I am running Ubuntu 20.04, dual-booted with my Win10 on 1TB nvme M.2 SSD with 16GB of RAM. I initially made a 32GB swap partition while installing Ubuntu, but now, I wanted to utilize that space somewhere else. So, this is what I did. But ended up with longer boot times now. As suggested in the comments, I had to do RESUME=none in my /etc/initramfs-tools/conf.d/resume file. Also here, the same thing is given. But, I can't find a resume file there! I didn't delete it ever. How to solve this now? Edit for clarification: I don't want to hibernate!!! I just shut down my computer, and then when I turn it ON, it is taking around a minute to boot up.
-
If you're using a spinning HDD then a minute isn't unreasonable – Chris Davies Jul 17 '21 at 11:08
-
You have a time delay whilst the system waits for swap to become available. – Jeremy Boden Jul 17 '21 at 12:09
-
@roaima I am running a 1TB nvme M.2 SSD... – geek_ash Jul 18 '21 at 05:11
-
Please put that into your question. It may be important – Chris Davies Jul 18 '21 at 06:31
2 Answers
hibernate/resume depends on the ability to write all of the RAM to swap. Without swap, you cannot hibernate.
Swap space can either be a "swap file" or a "swap partition".
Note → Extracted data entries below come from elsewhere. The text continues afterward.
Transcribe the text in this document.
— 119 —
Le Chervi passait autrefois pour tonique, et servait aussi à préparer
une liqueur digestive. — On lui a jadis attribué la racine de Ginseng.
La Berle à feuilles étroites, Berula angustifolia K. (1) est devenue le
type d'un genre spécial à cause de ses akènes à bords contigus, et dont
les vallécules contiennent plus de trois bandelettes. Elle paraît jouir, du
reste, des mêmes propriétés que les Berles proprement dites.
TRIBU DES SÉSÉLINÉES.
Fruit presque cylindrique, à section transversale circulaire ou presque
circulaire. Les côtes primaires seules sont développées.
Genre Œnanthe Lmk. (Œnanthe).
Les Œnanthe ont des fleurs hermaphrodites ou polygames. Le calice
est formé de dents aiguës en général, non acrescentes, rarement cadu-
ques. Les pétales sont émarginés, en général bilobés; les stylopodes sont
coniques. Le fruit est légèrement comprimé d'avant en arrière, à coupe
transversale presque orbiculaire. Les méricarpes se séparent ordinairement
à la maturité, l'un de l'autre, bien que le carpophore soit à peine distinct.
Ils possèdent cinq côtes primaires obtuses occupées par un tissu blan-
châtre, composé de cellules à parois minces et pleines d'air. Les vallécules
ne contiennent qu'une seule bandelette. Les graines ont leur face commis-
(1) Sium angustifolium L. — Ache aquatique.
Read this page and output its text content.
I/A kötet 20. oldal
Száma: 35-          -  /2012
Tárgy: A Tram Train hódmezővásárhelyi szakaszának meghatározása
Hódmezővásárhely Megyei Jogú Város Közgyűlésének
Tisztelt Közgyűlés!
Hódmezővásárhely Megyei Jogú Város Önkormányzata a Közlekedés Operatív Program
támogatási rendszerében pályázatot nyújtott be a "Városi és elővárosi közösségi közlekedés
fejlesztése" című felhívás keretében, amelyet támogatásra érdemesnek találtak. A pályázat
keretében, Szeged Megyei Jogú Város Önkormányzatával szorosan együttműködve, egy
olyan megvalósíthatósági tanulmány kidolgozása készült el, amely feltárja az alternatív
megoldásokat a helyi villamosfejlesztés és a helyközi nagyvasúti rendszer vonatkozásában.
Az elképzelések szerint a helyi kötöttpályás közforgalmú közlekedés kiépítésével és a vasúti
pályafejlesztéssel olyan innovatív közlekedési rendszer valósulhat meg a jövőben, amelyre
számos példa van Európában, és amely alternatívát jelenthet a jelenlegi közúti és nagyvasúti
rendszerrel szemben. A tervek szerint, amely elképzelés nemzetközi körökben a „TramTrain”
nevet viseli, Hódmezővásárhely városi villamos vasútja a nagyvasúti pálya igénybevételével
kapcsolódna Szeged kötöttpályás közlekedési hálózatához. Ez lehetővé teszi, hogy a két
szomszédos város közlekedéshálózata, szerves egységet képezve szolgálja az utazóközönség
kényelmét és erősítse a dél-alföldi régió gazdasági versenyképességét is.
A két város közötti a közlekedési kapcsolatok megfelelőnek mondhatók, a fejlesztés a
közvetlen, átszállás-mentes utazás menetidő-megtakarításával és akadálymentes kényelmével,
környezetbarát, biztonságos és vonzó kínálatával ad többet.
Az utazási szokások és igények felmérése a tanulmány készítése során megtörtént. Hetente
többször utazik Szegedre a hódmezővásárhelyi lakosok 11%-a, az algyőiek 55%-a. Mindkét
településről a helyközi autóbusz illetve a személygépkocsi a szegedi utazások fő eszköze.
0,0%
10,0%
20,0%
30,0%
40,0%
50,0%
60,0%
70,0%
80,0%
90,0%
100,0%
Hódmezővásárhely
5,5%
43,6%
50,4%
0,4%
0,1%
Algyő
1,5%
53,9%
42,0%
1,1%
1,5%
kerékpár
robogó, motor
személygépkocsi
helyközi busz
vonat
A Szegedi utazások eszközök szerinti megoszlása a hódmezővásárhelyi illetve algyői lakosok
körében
Read man mkswap swapon fallocate
. Don't use dd
to create a swapfile, it'll end up fragmented.

- 4,865
-
here are the steps to achieve recreate a swap partition - https://opensource.com/article/18/9/swap-space-linux-systems – Mauricio Gracia Gutierrez Jul 17 '21 at 04:41
-
I don't want to make a swap partition or swap file again! I have already deleted it and disabled it. I don't want to hibernate either. I did use hibernation in the past, but I don't need to hibernate my PC these days. The thing is, my system is taking longer to boot. A solution to this problem for most people is to set RESUME=none in the etc/initramfs-tools/conf.d/resume. But this file does not exist on my computer. – geek_ash Jul 17 '21 at 05:41
Okay, I found the solution.When I run systemd-analyze time, I saw that kernel was taking around 45 seconds. This gave me an idea. Actually, I set up a hibernation sequence by following this. This was creating the problem when I wanted to boot my PC freshly (NOT from Hibernation). So, I just went to /etc/default/grub file and changed [GRUB_CMDLINE_LINUX_DEFAULT="quiet splash resume=UUID=YOUR_VALUE"] to [GRUB_CMDLINE_LINUX_DEFAULT="quiet splash"]. And this did the job.